Earlier this year, MOOC provider Udacity joined forces with San Jose State University (SJSU) to offer three low-cost pilot courses in remedial and entry-level math to 300 students. However, shortly after the program was instituted at Oakland Military Institute (OMI), educators identified several issues with the pilot courses, according to the Oakland Tribune. In order to use the online program at home, students would need high-speed Internet and a computer to access the materials. As it turns out, some of the low-income students enrolled in the program didn't have computer at home or the broadband connection necessary to log into the courses. To combat this, the charter school issued laptops, gave the students class time to work, and provided teachers to help them stay on task.

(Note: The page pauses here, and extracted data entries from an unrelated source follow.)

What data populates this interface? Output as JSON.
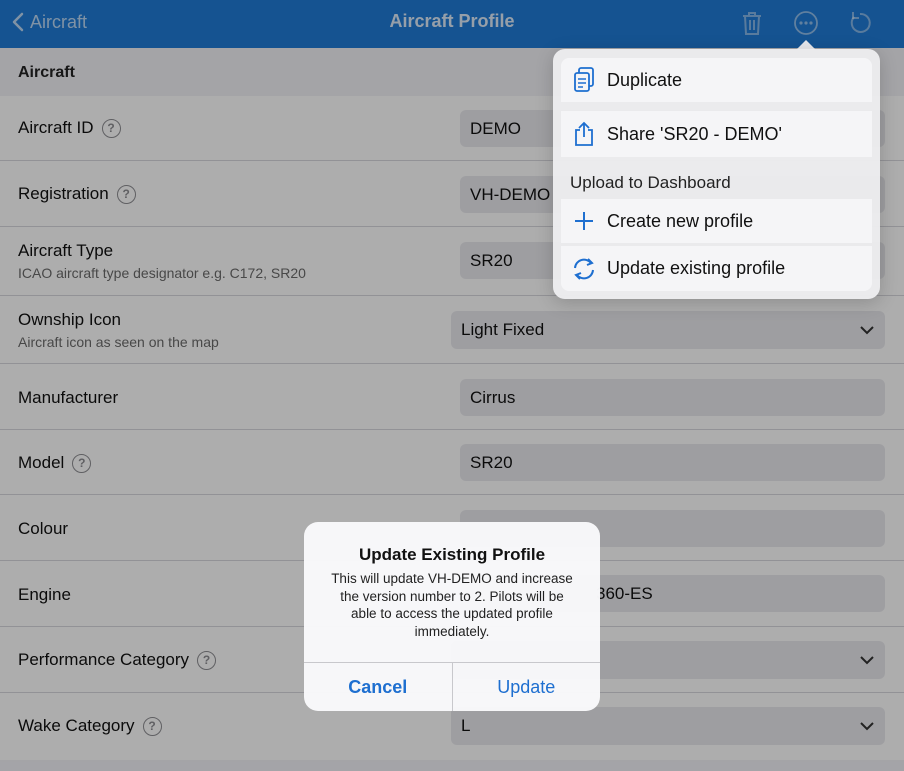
{
  "nav": {
    "back_label": "Aircraft",
    "title": "Aircraft Profile",
    "actions": [
      "trash-icon",
      "more-icon",
      "undo-icon"
    ]
  },
  "section": {
    "title": "Aircraft"
  },
  "rows": {
    "aircraft_id": {
      "label": "Aircraft ID",
      "value": "DEMO"
    },
    "registration": {
      "label": "Registration",
      "value": "VH-DEMO"
    },
    "aircraft_type": {
      "label": "Aircraft Type",
      "sublabel": "ICAO aircraft type designator e.g. C172, SR20",
      "value": "SR20"
    },
    "ownship_icon": {
      "label": "Ownship Icon",
      "sublabel": "Aircraft icon as seen on the map",
      "value": "Light Fixed"
    },
    "manufacturer": {
      "label": "Manufacturer",
      "value": "Cirrus"
    },
    "model": {
      "label": "Model",
      "value": "SR20"
    },
    "colour": {
      "label": "Colour",
      "value": ""
    },
    "engine": {
      "label": "Engine",
      "value": "360-ES"
    },
    "performance_category": {
      "label": "Performance Category",
      "value": ""
    },
    "wake_category": {
      "label": "Wake Category",
      "value": "L"
    }
  },
  "menu": {
    "duplicate": "Duplicate",
    "share": "Share 'SR20  - DEMO'",
    "upload_section": "Upload to Dashboard",
    "create_new": "Create new profile",
    "update_existing": "Update existing profile"
  },
  "alert": {
    "title": "Update Existing Profile",
    "message": "This will update VH-DEMO and increase the version number to 2. Pilots will be able to access the updated profile immediately.",
    "cancel": "Cancel",
    "confirm": "Update"
  },
  "colors": {
    "nav_bar": "#1f7bd6",
    "accent": "#1e6fd0"
  }
}
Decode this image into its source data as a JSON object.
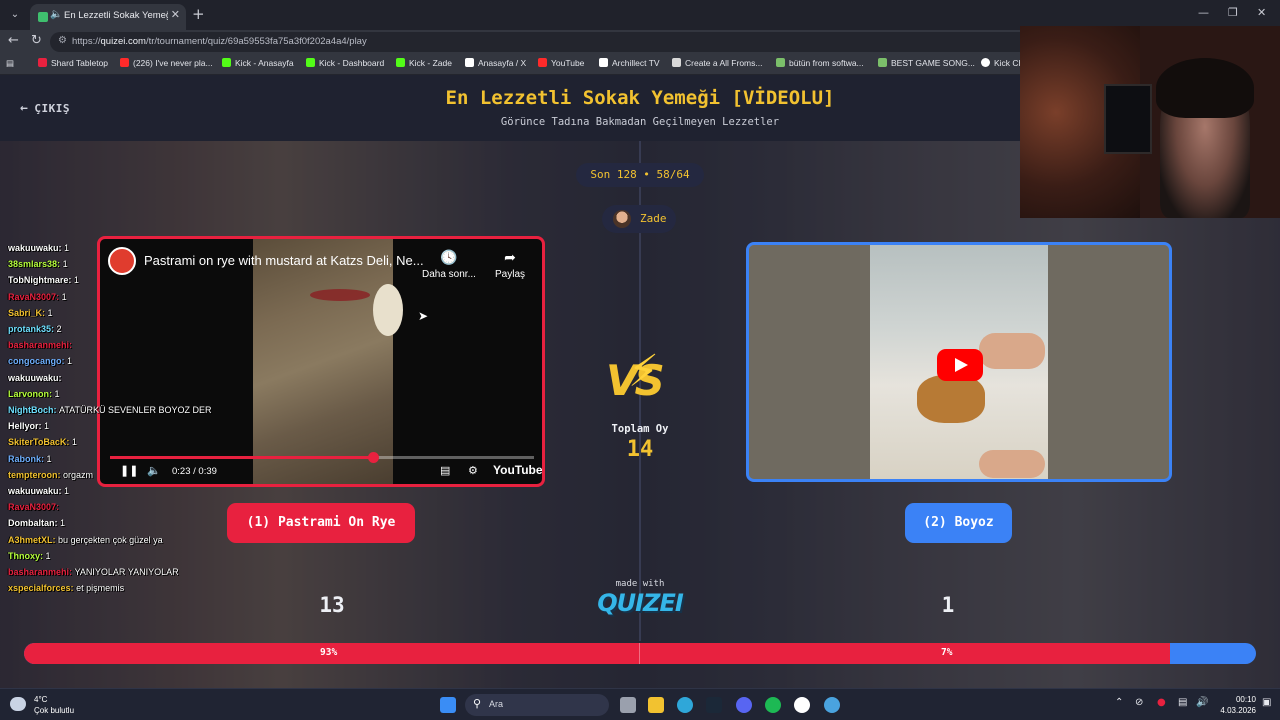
{
  "browser": {
    "tab_title": "En Lezzetli Sokak Yemeği [VİDEOLU]",
    "url_prefix": "https://",
    "url_host": "quizei.com",
    "url_path": "/tr/tournament/quiz/69a59553fa75a3f0f202a4a4/play",
    "bookmarks": [
      "Shard Tabletop",
      "(226) I've never pla...",
      "Kick - Anasayfa",
      "Kick - Dashboard",
      "Kick - Zade",
      "Anasayfa / X",
      "YouTube",
      "Archillect TV",
      "Create a All Froms...",
      "bütün from softwa...",
      "BEST GAME SONG...",
      "Kick Ch"
    ]
  },
  "header": {
    "exit_label": "ÇIKIŞ",
    "title": "En Lezzetli Sokak Yemeği [VİDEOLU]",
    "subtitle": "Görünce Tadına Bakmadan Geçilmeyen Lezzetler"
  },
  "round": {
    "label": "Son 128 • 58/64"
  },
  "user": {
    "name": "Zade"
  },
  "vs": {
    "label": "VS",
    "total_label": "Toplam Oy",
    "total_value": "14"
  },
  "left": {
    "video_title": "Pastrami on rye with mustard at Katzs Deli, Ne...",
    "later_label": "Daha sonr...",
    "share_label": "Paylaş",
    "time": "0:23 / 0:39",
    "progress": 0.62,
    "yt_label": "YouTube",
    "choice_label": "(1) Pastrami On Rye",
    "votes": "13",
    "percent": "93%",
    "color": "#e8213f"
  },
  "right": {
    "choice_label": "(2) Boyoz",
    "votes": "1",
    "percent": "7%",
    "color": "#3b82f6"
  },
  "result": {
    "left_fraction": 0.93
  },
  "branding": {
    "made_with": "made with",
    "logo": "QUIZEI"
  },
  "chat": [
    {
      "user": "wakuuwaku:",
      "msg": "1",
      "color": "#ffffff"
    },
    {
      "user": "38smlars38:",
      "msg": "1",
      "color": "#b6ff3c"
    },
    {
      "user": "TobNightmare:",
      "msg": "1",
      "color": "#ffffff"
    },
    {
      "user": "RavaN3007:",
      "msg": "1",
      "color": "#e8213f"
    },
    {
      "user": "Sabri_K:",
      "msg": "1",
      "color": "#f2c230"
    },
    {
      "user": "protank35:",
      "msg": "2",
      "color": "#6fe0ff"
    },
    {
      "user": "basharanmehi:",
      "msg": "",
      "color": "#e8213f"
    },
    {
      "user": "congocango:",
      "msg": "1",
      "color": "#6fb0ff"
    },
    {
      "user": "wakuuwaku:",
      "msg": "",
      "color": "#ffffff"
    },
    {
      "user": "Larvonon:",
      "msg": "1",
      "color": "#b6ff3c"
    },
    {
      "user": "NightBoch:",
      "msg": "ATATÜRKÜ SEVENLER BOYOZ DER",
      "color": "#6fe0ff"
    },
    {
      "user": "Hellyor:",
      "msg": "1",
      "color": "#ffffff"
    },
    {
      "user": "SkiterToBacK:",
      "msg": "1",
      "color": "#f2c230"
    },
    {
      "user": "Rabonk:",
      "msg": "1",
      "color": "#6fb0ff"
    },
    {
      "user": "tempteroon:",
      "msg": "orgazm",
      "color": "#f2c230"
    },
    {
      "user": "wakuuwaku:",
      "msg": "1",
      "color": "#ffffff"
    },
    {
      "user": "RavaN3007:",
      "msg": "",
      "color": "#e8213f"
    },
    {
      "user": "Dombaltan:",
      "msg": "1",
      "color": "#ffffff"
    },
    {
      "user": "A3hmetXL:",
      "msg": "bu gerçekten çok güzel ya",
      "color": "#f2c230"
    },
    {
      "user": "Thnoxy:",
      "msg": "1",
      "color": "#b6ff3c"
    },
    {
      "user": "basharanmehi:",
      "msg": "YANIYOLAR YANIYOLAR",
      "color": "#e8213f"
    },
    {
      "user": "xspecialforces:",
      "msg": "et pişmemis",
      "color": "#f2c230"
    }
  ],
  "taskbar": {
    "weather_temp": "4°C",
    "weather_desc": "Çok bulutlu",
    "search_label": "Ara",
    "time": "00:10",
    "date": "4.03.2026"
  }
}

Ciara Lowry, a junior at OMI, appreciated the additional help. "Without having a class period to do it, I wouldn't have done as well," she told the Oakland Tribune. Thanks to the new measures taken by administration, Lowry was able to successfully complete a college-level statistics course through the online pilot program.
OMI has more than 700 enrolled students, and about 45 participated in the Udacity courses. The school dedicated its computer lab to the program, with an instructor on hand to monitor students and answer questions. It was so time consuming that the faculty member, Omar Solache, needed an additional educator to help him handle the students. "They're so used to having teachers right there with them," said Solache.
If nothing else, the SJSU pilot program may show educators that some students require more assistance regardless of the learning platform. A lack of technology at home can keep many from optimizing their learning, but increased accessed to computer labs and education technology at school may help low-income students enjoy all the benefits of emerging digital resources, without the price tag.
It's hard to say right now whether the initial courses were successful, as no final grades have been released yet. While the cost of providing laptops to enrollees will not come cheap, if student learning is positively impacted, isn't the online option worth it?
Lowry, for one, enjoyed the experience. "It was still difficult, but we had a lot of support," she said. "I didn't have to spend any money on it, and I'll get college credit."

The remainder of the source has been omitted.